The action against Microsoft does not seem to have hindered Microsoft's behavior in the slightest and so even though tremendously more aggressive than the action against Microsoft in the U.S., it was clearly not enough.

It remains to be seen if the action against Intel will be at all effective.

Record Fine is a joke... (2, Insightful)

VinylRecords (1292374) | more than 5 years ago | (#27936655)

Step 1. Let companies profit immensely based on illegal and monopolistic practices
Step 2. Let said profits become astronomically high and ignore them for years
Step 3. Wait for EU countries to need money very badly
Step 4. Claim some of the companies' money as a fine but not enough money that it's significant to the company
Step 5. Throw a giant PR campaign around the event saying that the EU 'looks out for the people'
Step 6. ??
Step 7. ?? ...

Step. ? Revolution?

Here's the kicker... (3, Interesting)

JAlexoi (1085785) | more than 5 years ago | (#27936657)

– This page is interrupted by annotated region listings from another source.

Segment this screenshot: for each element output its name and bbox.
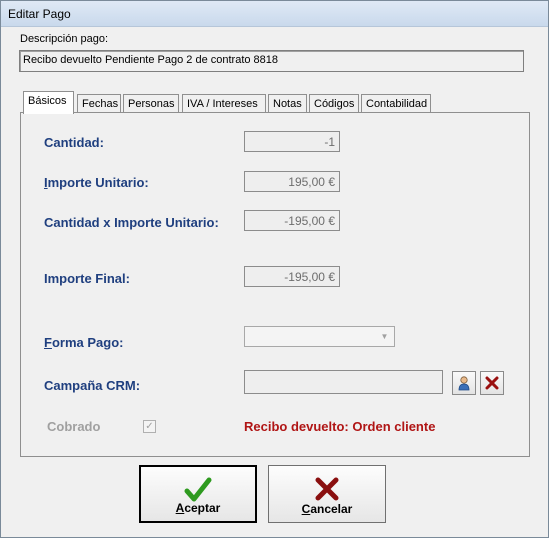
tab-personas[interactable]: Personas	[123, 94, 179, 113]
cobrado-checkbox[interactable]: ✓	[143, 420, 156, 433]
accept-label-text: ceptar	[184, 501, 221, 515]
tab-contabilidad[interactable]: Contabilidad	[361, 94, 431, 113]
cantidad-x-importe-label: Cantidad x Importe Unitario:	[44, 215, 219, 230]
cantidad-label: Cantidad:	[44, 135, 104, 150]
accept-accel: A	[175, 501, 185, 515]
forma-pago-label: Forma Pago:	[44, 335, 123, 350]
campana-crm-field[interactable]	[244, 370, 443, 394]
forma-pago-select[interactable]: ▼	[244, 326, 395, 347]
tab-fechas[interactable]: Fechas	[77, 94, 121, 113]
cancel-accel: C	[301, 502, 311, 516]
tab-notas[interactable]: Notas	[268, 94, 307, 113]
tab-codigos[interactable]: Códigos	[309, 94, 359, 113]
cancel-label-text: ancelar	[310, 502, 353, 516]
cancel-button[interactable]: Cancelar	[268, 465, 386, 523]
tab-iva-intereses[interactable]: IVA / Intereses	[182, 94, 266, 113]
editar-pago-dialog: Editar Pago Descripción pago: Recibo dev…	[0, 0, 549, 538]
importe-unitario-label: Importe Unitario:	[44, 175, 149, 190]
importe-unitario-label-text: mporte Unitario:	[47, 175, 149, 190]
tab-basicos[interactable]: Básicos	[23, 91, 74, 114]
description-field: Recibo devuelto Pendiente Pago 2 de cont…	[19, 50, 524, 72]
person-icon	[458, 376, 470, 391]
importe-final-field: -195,00 €	[244, 266, 340, 287]
status-text: Recibo devuelto: Orden cliente	[244, 419, 436, 434]
importe-final-label: Importe Final:	[44, 271, 130, 286]
title-bar[interactable]: Editar Pago	[1, 1, 548, 27]
x-icon	[315, 477, 339, 501]
crm-clear-button[interactable]	[480, 371, 504, 395]
forma-pago-accel: F	[44, 335, 52, 350]
cancel-label: Cancelar	[269, 502, 385, 516]
cantidad-field: -1	[244, 131, 340, 152]
forma-pago-label-text: orma Pago:	[51, 335, 124, 350]
accept-label: Aceptar	[141, 501, 255, 515]
cobrado-label: Cobrado	[47, 419, 101, 434]
x-icon	[485, 376, 499, 390]
description-label: Descripción pago:	[20, 33, 109, 45]
accept-button[interactable]: Aceptar	[139, 465, 257, 523]
window-title: Editar Pago	[8, 7, 71, 21]
crm-select-button[interactable]	[452, 371, 476, 395]
campana-crm-label: Campaña CRM:	[44, 378, 141, 393]
chevron-down-icon[interactable]: ▼	[377, 329, 392, 344]
importe-unitario-field: 195,00 €	[244, 171, 340, 192]
cantidad-x-importe-field: -195,00 €	[244, 210, 340, 231]
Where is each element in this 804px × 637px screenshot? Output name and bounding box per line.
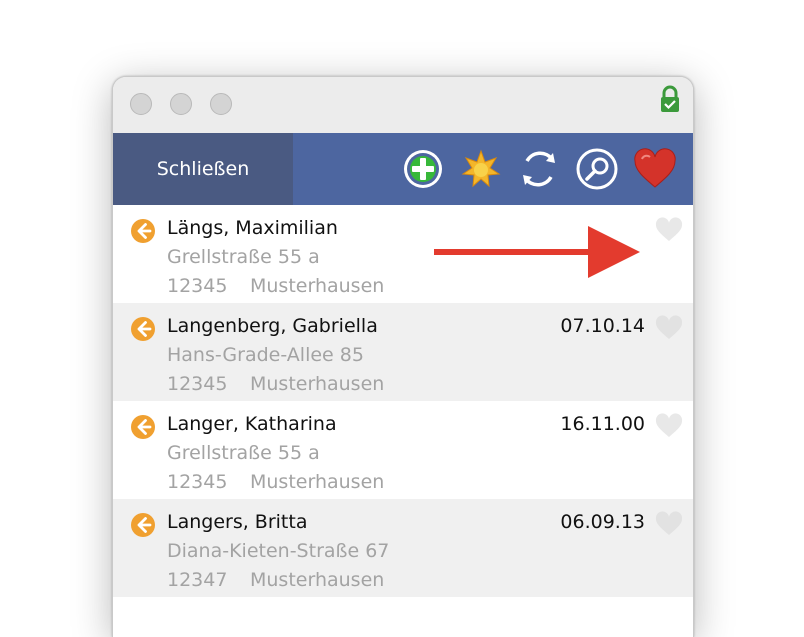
contact-zip: 12345 xyxy=(167,373,228,395)
favorite-heart-icon[interactable] xyxy=(655,217,683,242)
list-item[interactable]: Langenberg, Gabriella Hans-Grade-Allee 8… xyxy=(113,303,693,401)
contact-city: Musterhausen xyxy=(250,275,385,297)
favorite-heart-icon[interactable] xyxy=(655,413,683,438)
refresh-icon[interactable] xyxy=(517,147,561,191)
arrow-left-icon[interactable] xyxy=(130,512,156,538)
contact-name: Langers, Britta xyxy=(167,511,308,533)
contact-name: Längs, Maximilian xyxy=(167,217,338,239)
contact-city: Musterhausen xyxy=(250,569,385,591)
contact-date: 07.10.14 xyxy=(560,315,645,337)
contact-date: 16.11.00 xyxy=(560,413,645,435)
contact-city: Musterhausen xyxy=(250,373,385,395)
toolbar: Schließen xyxy=(113,133,693,205)
contact-zip: 12345 xyxy=(167,275,228,297)
contact-name: Langer, Katharina xyxy=(167,413,337,435)
favorite-heart-icon[interactable] xyxy=(655,511,683,536)
contact-zip: 12347 xyxy=(167,569,228,591)
window-minimize-control[interactable] xyxy=(170,93,192,115)
sun-icon[interactable] xyxy=(459,147,503,191)
contact-street: Diana-Kieten-Straße 67 xyxy=(167,540,390,562)
list-item[interactable]: Langer, Katharina Grellstraße 55 a 12345… xyxy=(113,401,693,499)
window-close-control[interactable] xyxy=(130,93,152,115)
arrow-left-icon[interactable] xyxy=(130,316,156,342)
search-icon[interactable] xyxy=(575,147,619,191)
list-item[interactable]: Langers, Britta Diana-Kieten-Straße 67 1… xyxy=(113,499,693,597)
contact-street: Grellstraße 55 a xyxy=(167,442,320,464)
window-zoom-control[interactable] xyxy=(210,93,232,115)
arrow-left-icon[interactable] xyxy=(130,218,156,244)
title-bar xyxy=(113,77,693,133)
close-button[interactable]: Schließen xyxy=(113,133,293,205)
annotation-arrow xyxy=(434,226,640,278)
lock-icon xyxy=(661,85,679,112)
contact-date: 06.09.13 xyxy=(560,511,645,533)
contact-zip: 12345 xyxy=(167,471,228,493)
contact-name: Langenberg, Gabriella xyxy=(167,315,378,337)
contact-city: Musterhausen xyxy=(250,471,385,493)
contact-street: Hans-Grade-Allee 85 xyxy=(167,344,364,366)
favorite-heart-icon[interactable] xyxy=(655,315,683,340)
contact-street: Grellstraße 55 a xyxy=(167,246,320,268)
app-window: Schließen Längs, Maximilian Grellstraße … xyxy=(112,76,694,637)
heart-icon[interactable] xyxy=(633,147,677,191)
add-icon[interactable] xyxy=(401,147,445,191)
arrow-left-icon[interactable] xyxy=(130,414,156,440)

It's not even the maximum amount they could have fined them! The max amount is 10% of annual company revenue, for Intel that would be just below 4 billion Euros., since 2008 revenue was 37 billion
And no, they cannot state that paying that fine would bankrupt them, since they have an estimated 10 billion in cash and securities.
Or so states The Financial Times.

Why does the EU hate me? (1)

samcan (1349105) | more than 5 years ago | (#27936667)

The EU must not like me...they keep fining my stock choices!

Keep moving on, EU. These aren't the droids you're looking for.